An Evening with Ian McEwan for What We Can Know
Tuesday 16th September
Bath Pavilion, N Parade Rd, Bathwick, Bath BA2 4EU
6.30pm
7pm

Ian McEwan, Booker Prize-winning author and friend of the bookshop, will return to Bath to celebrate his latest novel - What We Can Know – in September ahead of his global publication.
Ian McEwan is recognised by many to be one of the finest writers alive today, described by The Sunday Times as “the supreme novelist of his generation”. In a career which spans fifty years, he has published eighteen novels and two short-story collections, including the international bestselling, highly acclaimed Amsterdam, Atonement, Enduring Love, The Children Act, On Chesil Beach, Saturday and Lessons. Several of these novels have been adapted to the big screen.
How We can Know (published on 18 Sept) is a hugely compelling, deeply humane narrative that asks profound questions about who we are now and where we are going. Celebrating our current freedoms and the tenacity of the human spirit, McEwan’s new novel reclaims the present from our sense of looming catastrophe, whilst imagining a future world where all is not quite lost. Join us to hear this ideas-packed storyteller reflecting on this work and writing career.
2014: A great poem is read aloud and never heard again. For generations, people speculate about its message, but no copy has yet been found.

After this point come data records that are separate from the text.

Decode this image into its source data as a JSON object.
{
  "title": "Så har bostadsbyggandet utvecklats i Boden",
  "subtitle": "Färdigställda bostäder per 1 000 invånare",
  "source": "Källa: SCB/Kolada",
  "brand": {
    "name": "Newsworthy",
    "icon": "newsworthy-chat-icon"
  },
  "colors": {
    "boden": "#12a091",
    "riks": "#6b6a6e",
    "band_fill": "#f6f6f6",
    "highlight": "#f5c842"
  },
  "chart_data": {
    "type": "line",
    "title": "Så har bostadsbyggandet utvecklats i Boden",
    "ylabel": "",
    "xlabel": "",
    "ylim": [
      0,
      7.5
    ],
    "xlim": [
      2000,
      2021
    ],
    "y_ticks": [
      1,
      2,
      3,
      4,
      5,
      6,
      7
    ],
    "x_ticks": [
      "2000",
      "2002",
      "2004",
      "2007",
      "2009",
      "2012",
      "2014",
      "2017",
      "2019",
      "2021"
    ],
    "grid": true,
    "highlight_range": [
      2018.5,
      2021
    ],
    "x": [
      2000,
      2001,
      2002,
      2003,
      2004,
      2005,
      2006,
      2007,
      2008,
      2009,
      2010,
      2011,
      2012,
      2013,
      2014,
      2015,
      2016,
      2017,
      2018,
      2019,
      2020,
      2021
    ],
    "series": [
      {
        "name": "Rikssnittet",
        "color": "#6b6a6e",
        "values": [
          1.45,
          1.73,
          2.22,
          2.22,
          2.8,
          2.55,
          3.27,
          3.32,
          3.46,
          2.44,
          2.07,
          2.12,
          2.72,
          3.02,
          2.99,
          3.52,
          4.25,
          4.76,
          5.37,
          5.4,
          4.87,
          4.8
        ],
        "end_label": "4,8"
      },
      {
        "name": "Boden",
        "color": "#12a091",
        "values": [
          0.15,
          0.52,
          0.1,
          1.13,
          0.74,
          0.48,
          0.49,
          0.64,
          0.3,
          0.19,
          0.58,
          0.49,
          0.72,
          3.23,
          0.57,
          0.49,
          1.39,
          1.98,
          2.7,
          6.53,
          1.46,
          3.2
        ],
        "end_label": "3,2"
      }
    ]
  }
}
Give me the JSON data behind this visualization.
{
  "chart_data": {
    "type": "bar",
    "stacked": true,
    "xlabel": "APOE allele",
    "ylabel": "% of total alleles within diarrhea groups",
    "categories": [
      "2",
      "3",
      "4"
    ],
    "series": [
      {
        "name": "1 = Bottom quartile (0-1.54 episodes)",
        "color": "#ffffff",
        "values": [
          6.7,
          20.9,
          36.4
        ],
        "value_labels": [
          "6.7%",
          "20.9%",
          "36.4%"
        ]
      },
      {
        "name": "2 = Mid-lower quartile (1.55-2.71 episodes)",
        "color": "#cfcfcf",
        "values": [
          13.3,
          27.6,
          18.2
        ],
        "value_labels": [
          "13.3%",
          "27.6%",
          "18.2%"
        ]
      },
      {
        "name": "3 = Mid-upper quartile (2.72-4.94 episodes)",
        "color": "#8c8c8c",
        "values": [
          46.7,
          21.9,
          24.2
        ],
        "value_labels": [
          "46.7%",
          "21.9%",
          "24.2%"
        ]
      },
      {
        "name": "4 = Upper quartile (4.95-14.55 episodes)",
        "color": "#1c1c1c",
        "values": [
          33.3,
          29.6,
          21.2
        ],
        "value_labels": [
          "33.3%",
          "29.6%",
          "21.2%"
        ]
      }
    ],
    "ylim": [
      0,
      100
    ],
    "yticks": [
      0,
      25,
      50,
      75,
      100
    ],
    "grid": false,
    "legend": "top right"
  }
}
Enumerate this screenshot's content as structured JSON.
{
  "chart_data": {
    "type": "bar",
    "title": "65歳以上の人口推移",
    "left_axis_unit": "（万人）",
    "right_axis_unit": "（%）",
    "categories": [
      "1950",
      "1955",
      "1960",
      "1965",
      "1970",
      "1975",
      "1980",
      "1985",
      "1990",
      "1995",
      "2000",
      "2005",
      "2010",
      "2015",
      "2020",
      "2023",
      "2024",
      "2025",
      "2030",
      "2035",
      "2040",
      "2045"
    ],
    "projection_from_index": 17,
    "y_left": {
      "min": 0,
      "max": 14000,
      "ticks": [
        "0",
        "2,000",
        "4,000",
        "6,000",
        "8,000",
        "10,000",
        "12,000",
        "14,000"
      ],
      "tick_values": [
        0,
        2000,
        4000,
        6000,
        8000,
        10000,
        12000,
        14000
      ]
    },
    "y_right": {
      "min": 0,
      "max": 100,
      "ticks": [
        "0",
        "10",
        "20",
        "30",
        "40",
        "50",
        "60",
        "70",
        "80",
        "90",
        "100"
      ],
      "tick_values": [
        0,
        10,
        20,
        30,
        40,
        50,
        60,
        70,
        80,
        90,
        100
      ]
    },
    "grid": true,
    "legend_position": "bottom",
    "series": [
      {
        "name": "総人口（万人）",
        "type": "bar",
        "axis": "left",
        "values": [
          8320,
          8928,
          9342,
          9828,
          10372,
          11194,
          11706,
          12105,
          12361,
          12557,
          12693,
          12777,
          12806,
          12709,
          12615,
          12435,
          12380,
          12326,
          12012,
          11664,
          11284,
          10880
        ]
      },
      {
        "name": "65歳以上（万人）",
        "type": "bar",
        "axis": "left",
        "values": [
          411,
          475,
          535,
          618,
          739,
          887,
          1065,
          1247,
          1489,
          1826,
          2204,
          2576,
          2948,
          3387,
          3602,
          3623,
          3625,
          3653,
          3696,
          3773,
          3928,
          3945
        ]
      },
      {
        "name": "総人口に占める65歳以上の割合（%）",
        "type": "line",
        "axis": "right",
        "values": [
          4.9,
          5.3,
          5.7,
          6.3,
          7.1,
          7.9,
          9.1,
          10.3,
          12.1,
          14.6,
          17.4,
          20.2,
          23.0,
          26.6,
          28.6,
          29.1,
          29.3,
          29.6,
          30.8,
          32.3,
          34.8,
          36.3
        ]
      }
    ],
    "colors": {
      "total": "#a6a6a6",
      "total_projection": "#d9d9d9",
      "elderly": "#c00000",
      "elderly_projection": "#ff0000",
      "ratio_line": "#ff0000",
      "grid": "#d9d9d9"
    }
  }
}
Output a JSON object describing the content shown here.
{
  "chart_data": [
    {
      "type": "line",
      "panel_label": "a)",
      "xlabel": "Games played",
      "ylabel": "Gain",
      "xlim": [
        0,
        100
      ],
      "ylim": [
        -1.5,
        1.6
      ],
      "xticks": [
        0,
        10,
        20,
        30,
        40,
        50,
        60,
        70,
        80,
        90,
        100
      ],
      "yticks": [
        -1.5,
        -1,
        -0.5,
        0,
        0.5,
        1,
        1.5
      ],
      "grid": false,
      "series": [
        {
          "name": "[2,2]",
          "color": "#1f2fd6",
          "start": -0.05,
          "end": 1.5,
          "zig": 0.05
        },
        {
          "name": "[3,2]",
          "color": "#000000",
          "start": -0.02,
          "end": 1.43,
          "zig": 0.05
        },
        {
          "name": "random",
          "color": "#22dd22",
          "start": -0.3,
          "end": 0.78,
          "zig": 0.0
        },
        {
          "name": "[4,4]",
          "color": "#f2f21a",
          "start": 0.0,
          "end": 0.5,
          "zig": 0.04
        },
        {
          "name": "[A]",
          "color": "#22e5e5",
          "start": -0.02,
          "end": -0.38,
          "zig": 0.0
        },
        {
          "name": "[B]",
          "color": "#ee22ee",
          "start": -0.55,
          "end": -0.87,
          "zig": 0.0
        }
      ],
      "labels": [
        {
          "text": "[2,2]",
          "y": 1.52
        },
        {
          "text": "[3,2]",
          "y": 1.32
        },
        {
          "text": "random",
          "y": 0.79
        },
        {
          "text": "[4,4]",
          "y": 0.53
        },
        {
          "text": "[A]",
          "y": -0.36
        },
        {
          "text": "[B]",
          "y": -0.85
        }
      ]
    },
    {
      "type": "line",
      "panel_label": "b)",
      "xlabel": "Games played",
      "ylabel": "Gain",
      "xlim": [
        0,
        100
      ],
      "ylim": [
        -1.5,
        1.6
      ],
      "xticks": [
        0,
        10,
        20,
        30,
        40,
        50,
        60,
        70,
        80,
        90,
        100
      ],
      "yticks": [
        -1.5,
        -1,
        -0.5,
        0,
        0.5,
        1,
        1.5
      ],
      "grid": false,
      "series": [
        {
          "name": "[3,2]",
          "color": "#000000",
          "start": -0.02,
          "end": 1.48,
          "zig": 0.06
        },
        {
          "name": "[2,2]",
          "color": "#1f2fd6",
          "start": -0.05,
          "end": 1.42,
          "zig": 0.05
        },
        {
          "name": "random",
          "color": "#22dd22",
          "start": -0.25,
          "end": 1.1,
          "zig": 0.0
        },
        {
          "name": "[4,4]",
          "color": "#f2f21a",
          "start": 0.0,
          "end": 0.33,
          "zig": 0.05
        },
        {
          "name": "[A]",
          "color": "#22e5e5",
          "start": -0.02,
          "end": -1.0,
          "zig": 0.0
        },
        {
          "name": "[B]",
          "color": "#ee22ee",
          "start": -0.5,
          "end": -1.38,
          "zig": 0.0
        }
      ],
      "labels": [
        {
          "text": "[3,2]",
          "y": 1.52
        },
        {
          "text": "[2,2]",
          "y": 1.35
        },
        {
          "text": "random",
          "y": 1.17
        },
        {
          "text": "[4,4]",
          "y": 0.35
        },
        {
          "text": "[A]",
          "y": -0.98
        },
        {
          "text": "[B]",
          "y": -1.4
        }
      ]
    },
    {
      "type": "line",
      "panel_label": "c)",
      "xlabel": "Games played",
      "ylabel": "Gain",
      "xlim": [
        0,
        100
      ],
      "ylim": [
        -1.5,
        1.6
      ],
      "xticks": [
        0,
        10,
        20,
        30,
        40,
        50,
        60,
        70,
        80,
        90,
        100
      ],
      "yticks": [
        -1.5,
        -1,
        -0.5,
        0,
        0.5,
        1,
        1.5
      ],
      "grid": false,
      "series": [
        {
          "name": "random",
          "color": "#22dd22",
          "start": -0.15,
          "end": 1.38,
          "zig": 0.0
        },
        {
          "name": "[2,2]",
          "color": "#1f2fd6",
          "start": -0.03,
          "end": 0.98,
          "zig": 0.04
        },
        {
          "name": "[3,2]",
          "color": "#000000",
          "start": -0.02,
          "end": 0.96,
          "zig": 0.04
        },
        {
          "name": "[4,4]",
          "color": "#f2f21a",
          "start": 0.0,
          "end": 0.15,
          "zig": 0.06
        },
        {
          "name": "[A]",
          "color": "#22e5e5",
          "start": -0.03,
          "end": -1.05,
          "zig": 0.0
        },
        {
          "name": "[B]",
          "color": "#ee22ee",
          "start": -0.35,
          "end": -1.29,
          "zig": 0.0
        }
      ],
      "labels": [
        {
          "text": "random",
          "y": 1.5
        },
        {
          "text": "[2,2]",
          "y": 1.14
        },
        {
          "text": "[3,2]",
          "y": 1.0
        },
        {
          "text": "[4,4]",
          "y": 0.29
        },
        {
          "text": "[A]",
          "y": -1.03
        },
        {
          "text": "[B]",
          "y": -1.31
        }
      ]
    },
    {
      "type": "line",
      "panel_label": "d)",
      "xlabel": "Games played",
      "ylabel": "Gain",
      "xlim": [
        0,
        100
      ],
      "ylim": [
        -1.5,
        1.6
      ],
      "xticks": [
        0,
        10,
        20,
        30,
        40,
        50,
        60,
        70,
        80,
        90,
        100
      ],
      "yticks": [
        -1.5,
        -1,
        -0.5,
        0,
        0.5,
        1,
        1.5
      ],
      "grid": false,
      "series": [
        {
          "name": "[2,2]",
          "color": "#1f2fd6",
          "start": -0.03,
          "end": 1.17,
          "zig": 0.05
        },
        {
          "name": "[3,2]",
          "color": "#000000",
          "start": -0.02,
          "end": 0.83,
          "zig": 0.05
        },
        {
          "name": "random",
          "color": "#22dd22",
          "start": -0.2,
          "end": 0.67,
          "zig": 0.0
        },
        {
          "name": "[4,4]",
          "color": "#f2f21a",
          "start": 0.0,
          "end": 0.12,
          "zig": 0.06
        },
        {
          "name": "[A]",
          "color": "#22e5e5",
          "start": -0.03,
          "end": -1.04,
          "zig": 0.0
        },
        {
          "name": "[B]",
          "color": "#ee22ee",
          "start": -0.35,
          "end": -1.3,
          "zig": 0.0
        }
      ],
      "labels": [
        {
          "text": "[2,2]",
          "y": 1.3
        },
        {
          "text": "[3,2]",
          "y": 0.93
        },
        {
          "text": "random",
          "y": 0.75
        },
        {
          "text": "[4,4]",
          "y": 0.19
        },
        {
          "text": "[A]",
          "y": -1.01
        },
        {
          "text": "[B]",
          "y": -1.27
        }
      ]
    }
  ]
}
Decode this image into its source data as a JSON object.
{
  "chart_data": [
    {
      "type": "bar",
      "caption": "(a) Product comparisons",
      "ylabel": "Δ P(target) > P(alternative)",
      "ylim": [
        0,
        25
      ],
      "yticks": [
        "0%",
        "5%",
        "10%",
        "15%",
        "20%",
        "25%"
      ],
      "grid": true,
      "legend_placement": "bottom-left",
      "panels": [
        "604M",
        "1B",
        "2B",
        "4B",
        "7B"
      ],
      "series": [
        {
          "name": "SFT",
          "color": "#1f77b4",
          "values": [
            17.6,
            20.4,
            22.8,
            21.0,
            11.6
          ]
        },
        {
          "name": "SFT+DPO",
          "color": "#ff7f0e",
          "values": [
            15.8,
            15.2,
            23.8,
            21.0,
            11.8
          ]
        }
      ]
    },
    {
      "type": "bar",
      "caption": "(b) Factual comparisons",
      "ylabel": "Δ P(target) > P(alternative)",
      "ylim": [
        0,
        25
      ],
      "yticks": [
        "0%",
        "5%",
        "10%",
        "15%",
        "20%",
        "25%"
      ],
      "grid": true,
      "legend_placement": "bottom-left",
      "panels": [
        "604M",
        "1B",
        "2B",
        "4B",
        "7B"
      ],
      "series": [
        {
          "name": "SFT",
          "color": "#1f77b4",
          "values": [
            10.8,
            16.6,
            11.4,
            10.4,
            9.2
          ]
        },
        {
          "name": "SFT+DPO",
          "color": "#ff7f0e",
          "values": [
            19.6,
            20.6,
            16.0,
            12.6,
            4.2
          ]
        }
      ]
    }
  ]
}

2119: The lowlands of the UK have been submerged by rising seas. Those who survive are haunted by the richness of the world that has been lost.
Tom Metcalfe, an academic at the University of the South Downs, part of Britain's remaining island archipelagos, pores over the archives of that distant era, captivated by the freedoms and possibilities of human life at its zenith. When he stumbles across a clue that may lead to the lost poem, a story is revealed of entangled loves and a crime that destroy his assumptions about people he thought he knew intimately well.
What We Can Know is a masterpiece, a fictional tour de force that reclaims the present from our sense of looming catastrophe, and imagines a future world where all is not quite lost.